Photo of Boston Common camouflage (1918)
In earlier postings, we've told the story of how members of the American Women's Service Corps painted a dazzle camouflage scheme on a navy recruiting station that had been built to look like a ship. The recruiting station, known as the USS Recruit, was constructed in Union Square in NYC, then dazzle-painted in July 1918. The purpose of the gaudy-colored pattern was the opposite of concealment: it attracted the attention of passersby, set off a storm of publicity, and thereby increased recruitment.

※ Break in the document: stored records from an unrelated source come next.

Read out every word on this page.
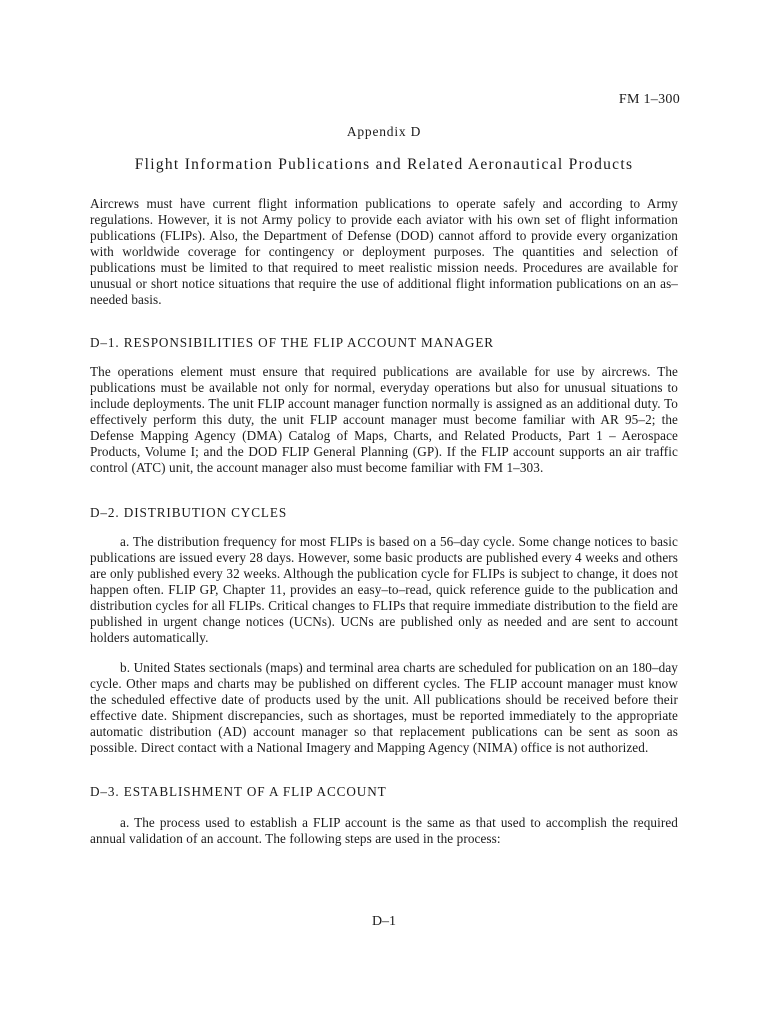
FM 1–300
Appendix D
Flight Information Publications and Related Aeronautical Products

Aircrews must have current flight information publications to operate safely and according to Army regulations. However, it is not Army policy to provide each aviator with his own set of flight information publications (FLIPs). Also, the Department of Defense (DOD) cannot afford to provide every organization with worldwide coverage for contingency or deployment purposes. The quantities and selection of publications must be limited to that required to meet realistic mission needs. Procedures are available for unusual or short notice situations that require the use of additional flight information publications on an as–needed basis.

D–1. RESPONSIBILITIES OF THE FLIP ACCOUNT MANAGER

The operations element must ensure that required publications are available for use by aircrews. The publications must be available not only for normal, everyday operations but also for unusual situations to include deployments. The unit FLIP account manager function normally is assigned as an additional duty. To effectively perform this duty, the unit FLIP account manager must become familiar with AR 95–2; the Defense Mapping Agency (DMA) Catalog of Maps, Charts, and Related Products, Part 1 – Aerospace Products, Volume I; and the DOD FLIP General Planning (GP). If the FLIP account supports an air traffic control (ATC) unit, the account manager also must become familiar with FM 1–303.

D–2. DISTRIBUTION CYCLES

a. The distribution frequency for most FLIPs is based on a 56–day cycle. Some change notices to basic publications are issued every 28 days. However, some basic products are published every 4 weeks and others are only published every 32 weeks. Although the publication cycle for FLIPs is subject to change, it does not happen often. FLIP GP, Chapter 11, provides an easy–to–read, quick reference guide to the publication and distribution cycles for all FLIPs. Critical changes to FLIPs that require immediate distribution to the field are published in urgent change notices (UCNs). UCNs are published only as needed and are sent to account holders automatically.

b. United States sectionals (maps) and terminal area charts are scheduled for publication on an 180–day cycle. Other maps and charts may be published on different cycles. The FLIP account manager must know the scheduled effective date of products used by the unit. All publications should be received before their effective date. Shipment discrepancies, such as shortages, must be reported immediately to the appropriate automatic distribution (AD) account manager so that replacement publications can be sent as soon as possible. Direct contact with a National Imagery and Mapping Agency (NIMA) office is not authorized.

D–3. ESTABLISHMENT OF A FLIP ACCOUNT

a. The process used to establish a FLIP account is the same as that used to accomplish the required annual validation of an account. The following steps are used in the process:

D–1
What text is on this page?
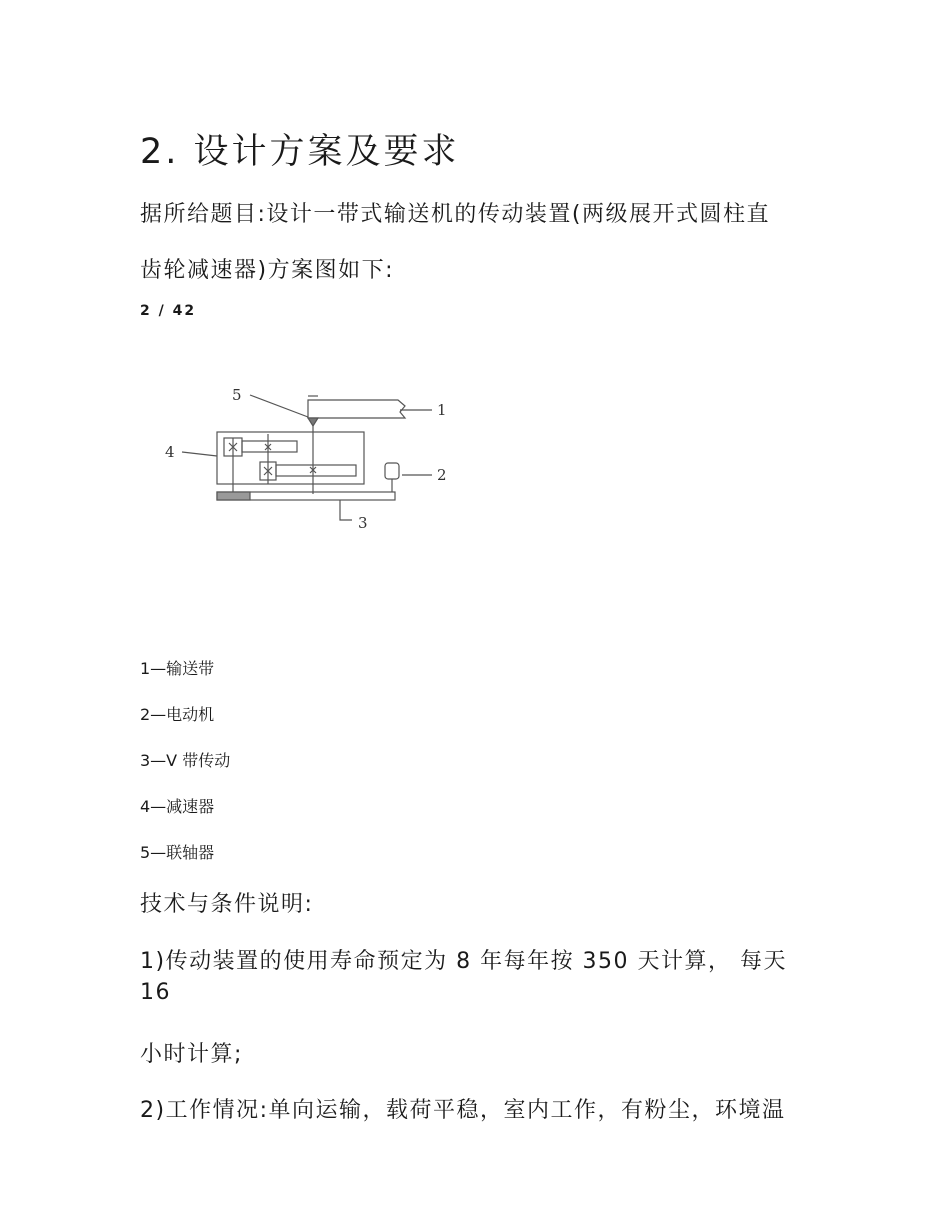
2. 设计方案及要求
据所给题目:设计一带式输送机的传动装置(两级展开式圆柱直
齿轮减速器)方案图如下:
2 / 42
5
1
2
4
3
1—输送带
2—电动机
3—V 带传动
4—减速器
5—联轴器
技术与条件说明:
1)传动装置的使用寿命预定为 8 年每年按 350 天计算， 每天
16
小时计算;
2)工作情况:单向运输，载荷平稳，室内工作，有粉尘，环境温
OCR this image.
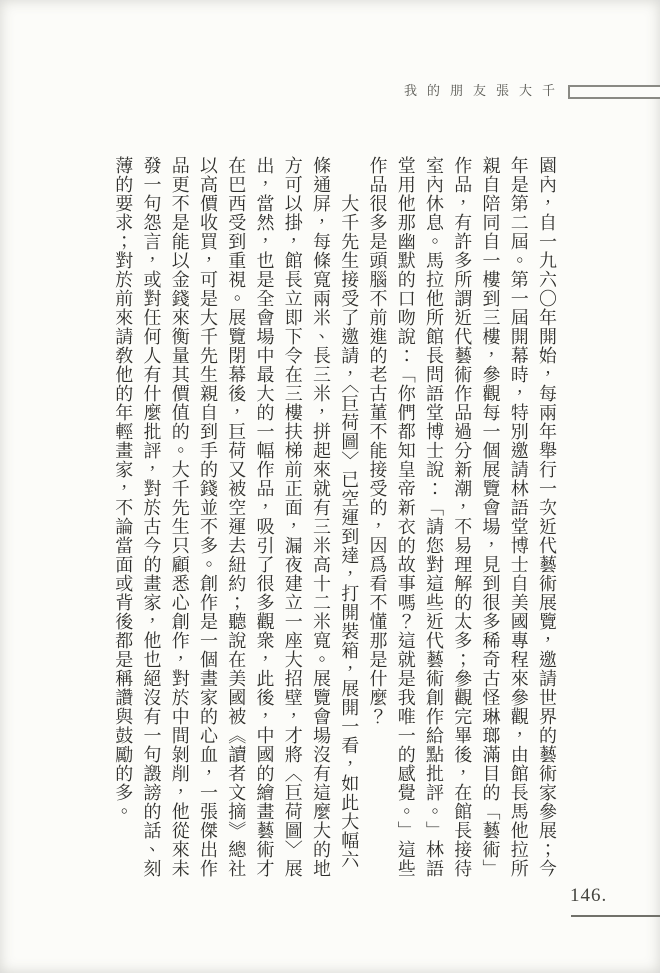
我的朋友張大千

園內，自一九六〇年開始，每兩年舉行一次近代藝術展覽，邀請世界的藝術家參展；今年是第二屆。第一屆開幕時，特別邀請林語堂博士自美國專程來參觀，由館長馬他拉所親自陪同自一樓到三樓，參觀每一個展覽會場，見到很多稀奇古怪琳瑯滿目的「藝術」作品，有許多所謂近代藝術作品過分新潮，不易理解的太多；參觀完畢後，在館長接待室內休息。馬拉他所館長問語堂博士說：「請您對這些近代藝術創作給點批評。」林語堂用他那幽默的口吻說：「你們都知皇帝新衣的故事嗎？這就是我唯一的感覺。」這些作品很多是頭腦不前進的老古董不能接受的，因爲看不懂那是什麼？

大千先生接受了邀請，〈巨荷圖〉已空運到達，打開裝箱，展開一看，如此大幅六條通屏，每條寬兩米、長三米，拼起來就有三米高十二米寬。展覽會場沒有這麼大的地方可以掛，館長立即下令在三樓扶梯前正面，漏夜建立一座大招壁，才將〈巨荷圖〉展出，當然，也是全會場中最大的一幅作品，吸引了很多觀衆，此後，中國的繪畫藝術才在巴西受到重視。展覽閉幕後，巨荷又被空運去紐約；聽說在美國被《讀者文摘》總社以高價收買，可是大千先生親自到手的錢並不多。創作是一個畫家的心血，一張傑出作品更不是能以金錢來衡量其價值的。大千先生只顧悉心創作，對於中間剝削，他從來未發一句怨言，或對任何人有什麼批評，對於古今的畫家，他也絕沒有一句譭謗的話、刻薄的要求；對於前來請敎他的年輕畫家，不論當面或背後都是稱讚與鼓勵的多。

146.
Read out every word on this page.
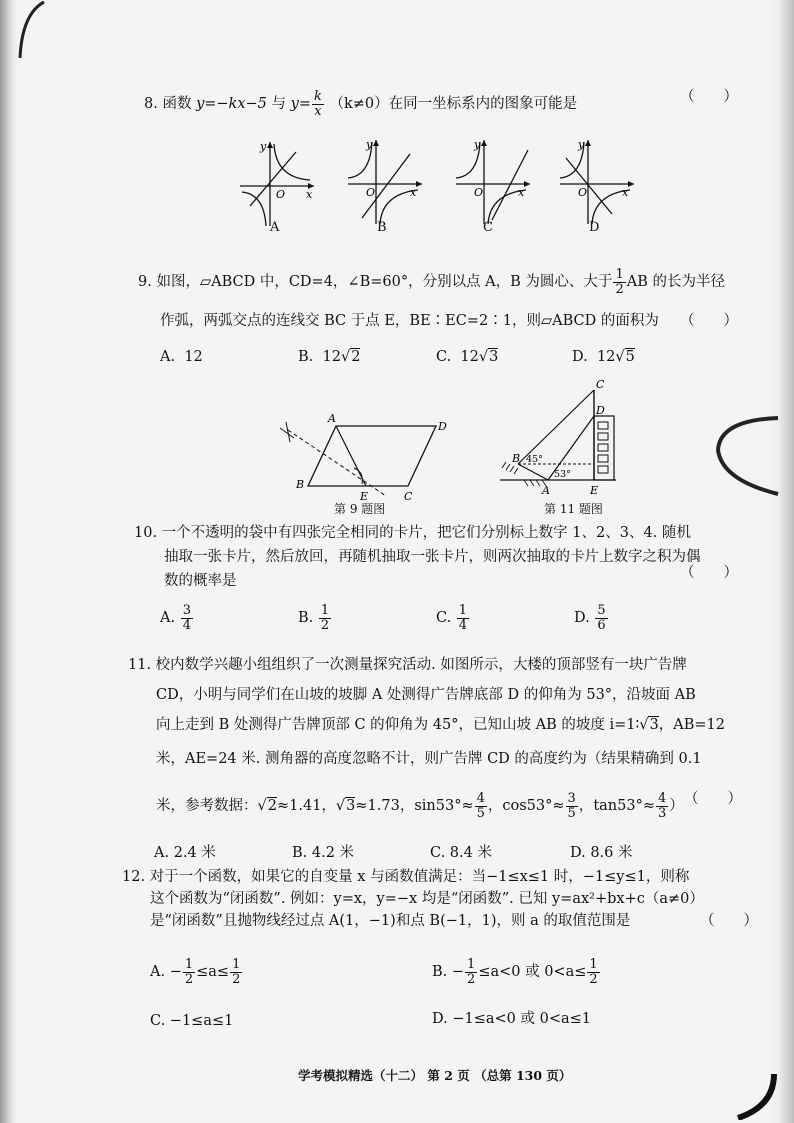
8. 函数 y=−kx−5 与 $y= \frac{k}{x} (k\ne 0)$在同一坐标系内的图象可能是	（　　）
y
O x
y
O	x
y
O	x
y
O	x
A	B	C	D
9. 如图，▱ABCD 中，CD=4，∠B=60°，分别以点 A，B 为圆心、大于 $\frac{1}{2}$ AB 的长为半径
作弧，两弧交点的连线交 BC 于点 E，BE∶EC=2∶1，则▱ABCD 的面积为 （　　）
A. 12	B. 12√2	C. 12√3	D. 12√5
A
D
B
C
E
第 9 题图
C
D
B
A	E
45°
53°
第 11 题图
10. 一个不透明的袋中有四张完全相同的卡片，把它们分别标上数字 1、2、3、4. 随机
抽取一张卡片，然后放回，再随机抽取一张卡片，则两次抽取的卡片上数字之积为偶
数的概率是	（　　）
A. $\frac{3}{4}$	B. $\frac{1}{2}$	C. $\frac{1}{4}$	D. $\frac{5}{6}$
11. 校内数学兴趣小组组织了一次测量探究活动. 如图所示，大楼的顶部竖有一块广告牌
CD，小明与同学们在山坡的坡脚 A 处测得广告牌底部 D 的仰角为 53°，沿坡面 AB
向上走到 B 处测得广告牌顶部 C 的仰角为 45°，已知山坡 AB 的坡度 i=1∶√3，AB=12
米，AE=24 米. 测角器的高度忽略不计，则广告牌 CD 的高度约为（结果精确到 0.1
米，参考数据：√2≈1.41，√3≈1.73，$\sin 53^\circ\approx \frac{4}{5}$ ，$\cos 53^\circ\approx \frac{3}{5}$ ，$\tan 53^\circ\approx \frac{4}{3}$ ） （　　）
A. 2.4 米	B. 4.2 米	C. 8.4 米	D. 8.6 米
12. 对于一个函数，如果它的自变量 x 与函数值满足：当−1≤x≤1 时，−1≤y≤1，则称
这个函数为“闭函数”. 例如：y=x，y=−x 均是“闭函数”. 已知 y=ax²+bx+c（a≠0）
是“闭函数”且抛物线经过点 A(1，−1)和点 B(−1，1)，则 a 的取值范围是	（　　）
A. − $\frac{1}{2} \le a\le \frac{1}{2}$	B. − $\frac{1}{2} \le a<0$ 或 $0<a\le \frac{1}{2}$
C. −1≤a≤1	D. −1≤a<0 或 0<a≤1
学考模拟精选（十二） 第 2 页 （总第 130 页）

A few months later, a comparable strategy was used in Boston, not for navy recruitment, but for fundraising through the Liberty Loan Program. As before, it involved the application of a dazzle pattern to a building, using a design devised by Boston artist and ship camoufleur Philip Little. The effort was described and pictured (as shown above) in the Woman's Section of the Boston Sunday Post (October 13, 1918), p. 1, in an unsigned article titled THIS IS THE HOUSE THAT LITTLE DAUBED TO CATCH YOUR EYE AND SPARE CHANGE: Remarkable Example of the New Art of Reversed Camouflage, Now Aplash with Vivid Colors, on Boston Common as Aid to Liberty Loan Drive. Here is the entire text—

While common camouflage is more or less of a "now you see it and now you don't" proposition, reverse camouflage is coming into its own, and this time it's "now you see it first, last and all of the time," and hence the glaring structure of heterogeneous color known as Liberty Hall which has come into being on the Tremont street mall of the Common which is exciting the wonderment of thousands who daily pass that way. 

Philip Little, the artist, is the originator of reverse camouflage. Some time ago he was asked by the Liberty Loan committee to suggest a design for a new Library Loan building for the Common with an idea for the same to be camouflaged.

Mr. Little came forward with a new and startling scheme. He figured that since the committee wanted a building to attract all of the attention possible, camouflage, which primarily seeks to hide objects, was not what was really wanted, so he conceived the thought of reverse camouflage, and of having the building painted so that it would be the most striking thing in sight.

How well he succeeded can be by the Sunday Post's color photograph [not shown in color here] which has been reproduced according to the color that have been painted, or by a trip to the building itself.

It was planned to use the allied flags liberally for decoration of the building, but Mr. Little has utilized the color for the colors of his reverse camouflage only. They have been put on in the colors of red, blue, green, orange and black in great curving lines.

Throughout the scheme of decoration can be seen the colors of the five great allies in ever-varying combinations. No two designs are alike, yet it would puzzle one in many instances to describe their difference.

The entire Liberty Hall structure has been deluged with reverse camouflage in the wildest possible style. Inside and outside, Liberty Hall is a thing to look twice at. But with even one glance you can't forget it or evade its tenacious grasp upon your optical nerves.

Liberty Hall may not be a thing of beauty, but it is most certainly a joy to the eye and heart of those who care for bright color and bizarre effects.